One of the things that I've been pondering as I thought back on the local performance of "The Laramie Project: Ten Years Later" was how utterly homesick it made me feel—how homesick I still feel. I've been staring aimlessly at my screensaver of pictures from Montana and Wyoming for three weeks now. This seemed strange at first, seeing that I only lived in that community for three years when I was in college. And yet, for me Laramie is my hometown more than any other place I’ve lived so far. My father, you see, was a second-generation oilfield hand, cut with the same geodesically etched face and cracked hands as my grandfather and half of my uncles, and we therefore spent much of my childhood chasing the oil. We started in Cut Bank, in the high arctic plains at the base of the Rockies, and we moved progressively south into Wyoming. Each move took us into another sleepy, suspicious community where nobody liked or trusted people who weren’t born on the same patch of dirt as them. It took until college to find the place where I belonged.

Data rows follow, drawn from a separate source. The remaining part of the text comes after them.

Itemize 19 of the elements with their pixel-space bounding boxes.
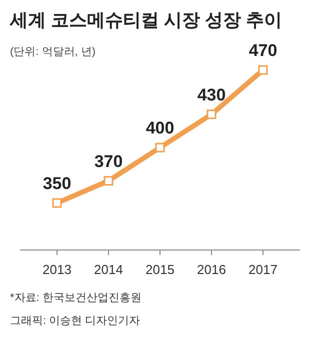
data-label: 350 xyxy=(42,174,72,193)
title: 세계 코스메슈티컬 시장 성장 추이 xyxy=(10,10,282,30)
data-label: 400 xyxy=(146,118,174,138)
x-tick-label: 2014 xyxy=(94,262,123,277)
point xyxy=(52,198,62,208)
x-tick-label: 2017 xyxy=(248,262,278,277)
text: *자료: 한국보건산업진흥원 xyxy=(10,292,142,304)
x-tick-label: 2013 xyxy=(42,262,72,277)
x-tick-label: 2015 xyxy=(146,262,174,277)
point xyxy=(104,176,114,186)
point xyxy=(258,65,268,75)
x-tick-label: 2016 xyxy=(197,262,226,277)
point xyxy=(206,110,216,120)
data-label: 430 xyxy=(197,85,226,104)
data-label: 470 xyxy=(248,41,278,60)
subtitle: (단위: 억달러, 년) xyxy=(10,46,96,58)
text: 그래픽: 이승현 디자인기자 xyxy=(10,315,140,327)
point xyxy=(155,142,165,152)
data-label: 370 xyxy=(94,152,123,171)
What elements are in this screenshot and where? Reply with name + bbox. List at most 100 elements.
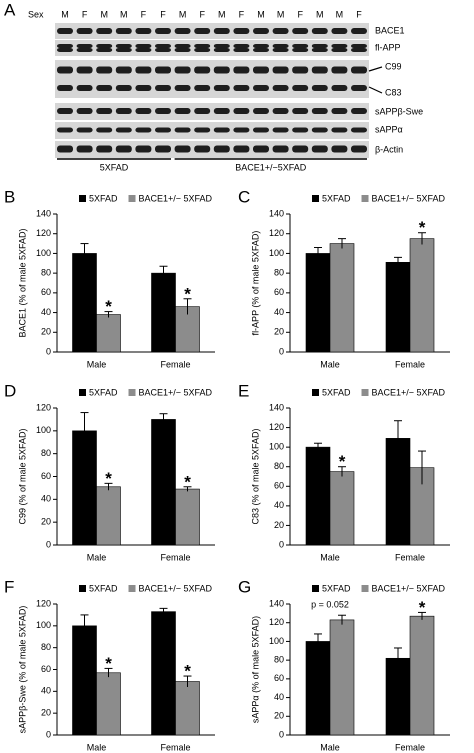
blot-strip (55, 40, 369, 56)
panel-letter: C (238, 187, 250, 206)
lane-label: F (160, 9, 166, 19)
blot-band (272, 48, 289, 52)
blot-band (311, 108, 328, 114)
x-tick-label: Male (320, 742, 340, 752)
y-tick-label: 20 (41, 517, 51, 527)
blot-band (115, 28, 132, 34)
y-tick-label: 80 (41, 642, 51, 652)
blot-band (155, 48, 171, 52)
significance-star: * (105, 654, 112, 673)
y-axis-label: sAPPα (% of male 5XFAD) (250, 616, 260, 723)
blot-band (96, 127, 113, 133)
blot-band (233, 145, 250, 153)
blot-band (174, 85, 191, 91)
y-tick-label: 120 (269, 422, 284, 432)
blot-band (351, 28, 367, 34)
blot-band (57, 108, 73, 114)
x-tick-label: Male (87, 359, 107, 369)
blot-band (233, 44, 250, 48)
blot-band (311, 28, 328, 34)
blot-band (135, 48, 152, 52)
blot-band (76, 108, 93, 114)
blot-band (174, 28, 191, 34)
legend-label: BACE1+/− 5XFAD (372, 387, 446, 397)
blot-band (331, 127, 348, 133)
legend-swatch (79, 389, 86, 396)
blot-band (57, 85, 73, 91)
blot-band (194, 28, 211, 34)
x-tick-label: Female (160, 742, 190, 752)
lane-label: F (199, 9, 205, 19)
legend-label: 5XFAD (89, 583, 118, 593)
blot-band (213, 28, 230, 34)
legend-label: BACE1+/− 5XFAD (139, 387, 213, 397)
blot-band (253, 108, 269, 114)
lane-label: F (297, 9, 303, 19)
blot-band (135, 108, 152, 114)
blot-band (174, 48, 191, 52)
significance-star: * (339, 452, 346, 471)
y-axis-label: sAPPβ-Swe (% of male 5XFAD) (17, 606, 27, 734)
legend-swatch (361, 389, 369, 396)
y-tick-label: 140 (269, 598, 284, 608)
blot-band (233, 66, 250, 74)
blot-band (213, 48, 230, 52)
blot-strip (55, 103, 369, 120)
significance-star: * (105, 469, 112, 488)
band-label: β-Actin (375, 144, 403, 154)
y-tick-label: 40 (41, 307, 51, 317)
bar (72, 625, 97, 736)
y-tick-label: 80 (274, 655, 284, 665)
band-label: fl-APP (375, 42, 401, 52)
y-tick-label: 0 (46, 346, 51, 356)
blot-band (174, 108, 191, 114)
significance-star: * (184, 662, 191, 681)
blot-band (351, 66, 367, 74)
blot-band (233, 127, 250, 133)
legend-swatch (312, 585, 319, 592)
blot-band (96, 48, 113, 52)
band-label: C99 (385, 61, 402, 71)
y-tick-label: 100 (269, 636, 284, 646)
lane-label: M (179, 9, 187, 19)
blot-band (96, 108, 113, 114)
blot-band (233, 85, 250, 91)
legend-swatch (128, 585, 136, 592)
y-axis-label: C99 (% of male 5XFAD) (17, 428, 27, 524)
blot-band (213, 85, 230, 91)
significance-star: * (105, 297, 112, 316)
y-tick-label: 0 (279, 729, 284, 739)
legend-swatch (128, 389, 136, 396)
blot-band (351, 108, 367, 114)
bar (305, 641, 331, 736)
y-axis-label: BACE1 (% of male 5XFAD) (17, 228, 27, 337)
y-tick-label: 100 (269, 442, 284, 452)
blot-band (311, 44, 328, 48)
blot-band (253, 145, 269, 153)
group-label: BACE1+/−5XFAD (235, 162, 307, 172)
blot-band (155, 127, 171, 133)
group-label: 5XFAD (100, 162, 129, 172)
bar (72, 253, 97, 353)
arrow (368, 66, 383, 72)
bar (175, 488, 200, 546)
blot-band (155, 85, 171, 91)
blot-band (253, 66, 269, 74)
bar (151, 611, 176, 736)
blot-band (57, 48, 73, 52)
blot-band (311, 145, 328, 153)
blot-band (194, 48, 211, 52)
legend-swatch (361, 585, 369, 592)
blot-band (213, 145, 230, 153)
blot-band (96, 28, 113, 34)
bar (409, 238, 435, 353)
legend-swatch (312, 389, 319, 396)
bar (385, 438, 411, 546)
y-tick-label: 120 (269, 617, 284, 627)
blot-band (57, 127, 73, 133)
blot-band (135, 28, 152, 34)
lane-label: F (141, 9, 147, 19)
bar (305, 446, 331, 546)
blot-band (292, 85, 309, 91)
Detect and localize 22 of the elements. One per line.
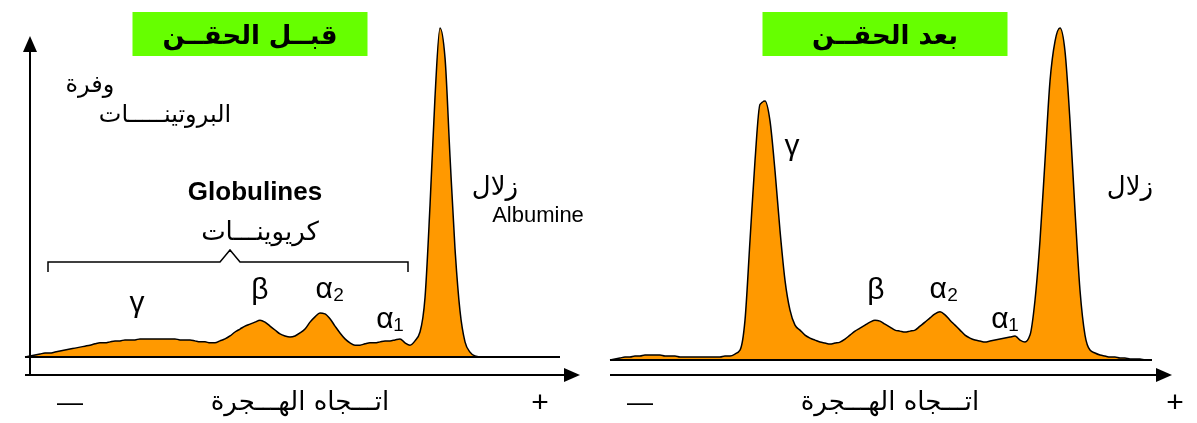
annotation: γ <box>784 128 800 161</box>
annotation: زلال <box>1106 171 1154 201</box>
annotation: β <box>867 272 885 305</box>
annotation: كريوينـــات <box>201 216 320 247</box>
annotation: α₂ <box>929 271 959 304</box>
annotation: α₁ <box>991 301 1019 334</box>
annotation: زلال <box>471 171 519 201</box>
text: — <box>57 387 83 417</box>
text: Albumine <box>492 202 584 227</box>
annotation: β <box>251 272 269 305</box>
annotation: γ <box>129 285 145 318</box>
x-axis-title: اتـــجاه الهـــجرة <box>210 386 390 417</box>
y-axis-title: وفرة البروتينـــــات <box>65 70 232 128</box>
chart-title: بعد الحقــن <box>812 20 958 51</box>
chart-title: قبــل الحقــن <box>162 20 338 51</box>
text: + <box>531 385 549 418</box>
annotation: α₁ <box>376 301 404 334</box>
text: — <box>627 387 653 417</box>
annotation: Globulines <box>187 176 323 206</box>
annotation: α₂ <box>315 271 345 304</box>
x-axis-title: اتـــجاه الهـــجرة <box>800 386 980 417</box>
text: + <box>1166 385 1184 418</box>
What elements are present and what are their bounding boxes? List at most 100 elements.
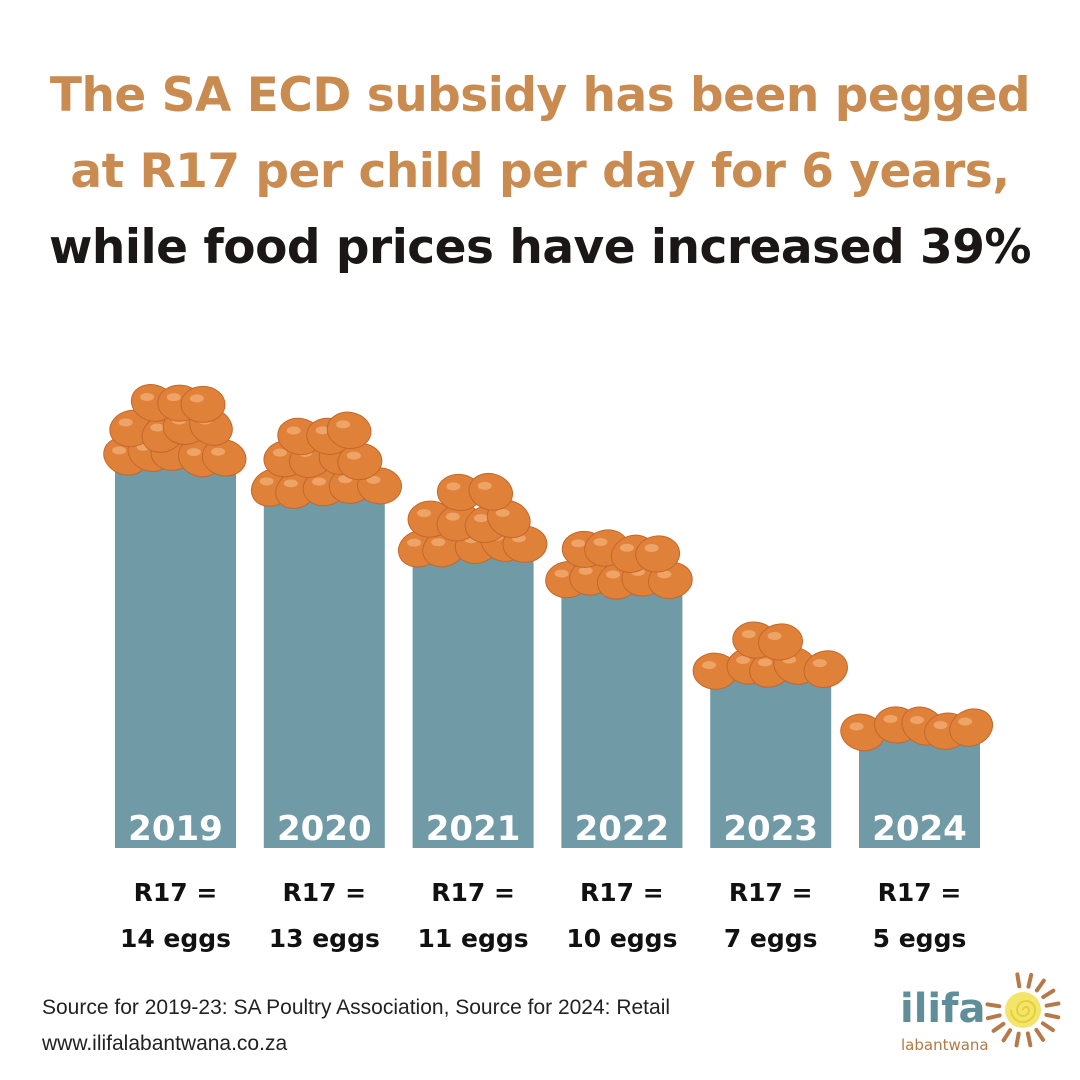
egg-highlight [336, 420, 351, 429]
headline-line-1: The SA ECD subsidy has been pegged [49, 68, 1031, 123]
bar-2022 [561, 583, 683, 848]
sun-ray [1025, 1031, 1033, 1048]
eggs-text: 11 eggs [417, 924, 529, 953]
egg-count-label: R17 = 5 eggs [840, 870, 1000, 962]
price-text: R17 = [877, 878, 962, 907]
egg-pile [103, 384, 247, 478]
egg-highlight [150, 423, 165, 432]
egg-highlight [473, 514, 488, 523]
egg-pile [692, 621, 848, 690]
eggs-text: 13 eggs [268, 924, 380, 953]
bar-2019 [115, 461, 236, 848]
price-text: R17 = [728, 878, 813, 907]
sun-ray [1040, 1021, 1055, 1033]
egg-highlight [593, 538, 608, 547]
sun-ray [1034, 1027, 1046, 1042]
egg-highlight [186, 448, 201, 457]
egg-highlight [272, 448, 287, 457]
sun-ray [985, 1013, 1002, 1021]
egg-highlight [758, 658, 773, 667]
egg-icon [635, 535, 681, 573]
egg-highlight [286, 426, 301, 435]
egg-highlight [578, 566, 593, 575]
egg-pile [397, 472, 548, 568]
egg-pile [545, 529, 693, 600]
egg-highlight [606, 570, 621, 579]
egg-count-label: R17 = 14 eggs [96, 870, 256, 962]
sun-ray [1034, 978, 1046, 993]
egg-count-label: R17 = 10 eggs [542, 870, 702, 962]
egg-highlight [346, 451, 361, 460]
egg-highlight [407, 538, 422, 547]
egg-highlight [477, 481, 492, 490]
sun-ray [1041, 988, 1056, 1000]
sun-ray [985, 1002, 1002, 1009]
bar-2021 [412, 552, 534, 848]
egg-highlight [211, 447, 226, 456]
bar-2020 [263, 492, 385, 848]
egg-highlight [554, 569, 569, 578]
headline-line-2: at R17 per child per day for 6 years, [70, 144, 1010, 199]
egg-highlight [702, 661, 717, 670]
bar-2024 [859, 734, 980, 848]
egg-highlight [166, 393, 181, 402]
egg-count-label: R17 = 7 eggs [691, 870, 851, 962]
egg-highlight [315, 426, 330, 435]
egg-highlight [958, 717, 973, 726]
eggs-text: 7 eggs [723, 924, 818, 953]
egg-pile [840, 706, 994, 752]
egg-highlight [189, 394, 204, 403]
egg-highlight [446, 482, 461, 491]
year-label: 2023 [723, 809, 818, 849]
sun-ray [1026, 972, 1034, 989]
egg-highlight [445, 512, 460, 521]
egg-highlight [812, 659, 827, 668]
sun-ray [991, 1021, 1006, 1033]
sun-ray [1044, 1012, 1061, 1020]
source-note: Source for 2019-23: SA Poultry Associati… [42, 996, 671, 1019]
year-label: 2019 [128, 809, 223, 849]
egg-highlight [619, 543, 634, 552]
footer: Source for 2019-23: SA Poultry Associati… [42, 990, 670, 1062]
sun-ray [1044, 1001, 1061, 1008]
egg-highlight [933, 721, 948, 730]
egg-highlight [112, 446, 127, 455]
egg-highlight [259, 477, 274, 486]
egg-highlight [312, 477, 327, 486]
sun-spiral [1010, 1000, 1037, 1023]
egg-highlight [849, 722, 864, 731]
price-text: R17 = [431, 878, 515, 907]
egg-count-label: R17 = 13 eggs [244, 870, 404, 962]
egg-highlight [283, 479, 298, 488]
eggs-text: 10 eggs [566, 924, 678, 953]
egg-highlight [431, 538, 446, 547]
egg-highlight [140, 392, 155, 401]
website-link[interactable]: www.ilifalabantwana.co.za [42, 1032, 288, 1055]
egg-highlight [417, 509, 432, 518]
price-text: R17 = [282, 878, 367, 907]
eggs-text: 5 eggs [872, 924, 967, 953]
egg-icon [949, 708, 994, 747]
egg-highlight [736, 656, 751, 665]
eggs-text: 14 eggs [119, 924, 232, 953]
egg-highlight [657, 570, 672, 579]
egg-highlight [767, 631, 782, 640]
egg-highlight [883, 714, 898, 723]
sun-icon [985, 972, 1061, 1048]
headline: The SA ECD subsidy has been pegged at R1… [0, 58, 1080, 286]
egg-icon [180, 385, 226, 423]
egg-highlight [571, 539, 586, 548]
price-text: R17 = [133, 878, 218, 907]
egg-count-label: R17 = 11 eggs [393, 870, 553, 962]
egg-highlight [910, 716, 925, 725]
egg-highlight [495, 508, 510, 517]
svg-text:ilifa: ilifa [900, 986, 986, 1032]
sun-ray [1001, 1028, 1013, 1043]
egg-highlight [644, 544, 659, 553]
egg-highlight [118, 418, 133, 427]
price-text: R17 = [580, 878, 664, 907]
ilifa-labantwana-logo: ilifa labantwana [900, 972, 1061, 1054]
year-label: 2022 [575, 809, 670, 849]
sun-ray [1014, 1031, 1021, 1048]
year-label: 2020 [277, 809, 372, 849]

It’s one of the strange blessings of a university: you find yourself in the middle of an entire community of temporary exiles with whom you have nothing in common other than approximate age and loneliness. Laramie took me in and defined who I would eventually become: I found my faith there, while stargazing in a field a little over a mile from where Matt had died, and I was married in Laramie as well— in a tiny building most people only know as “The Baptist Church.” (I've never met "The Baptist Minister," BTW.) So for me, Laramie is my home, and watching the reading on October 12th made me realize just how much loss I still felt from leaving my home behind.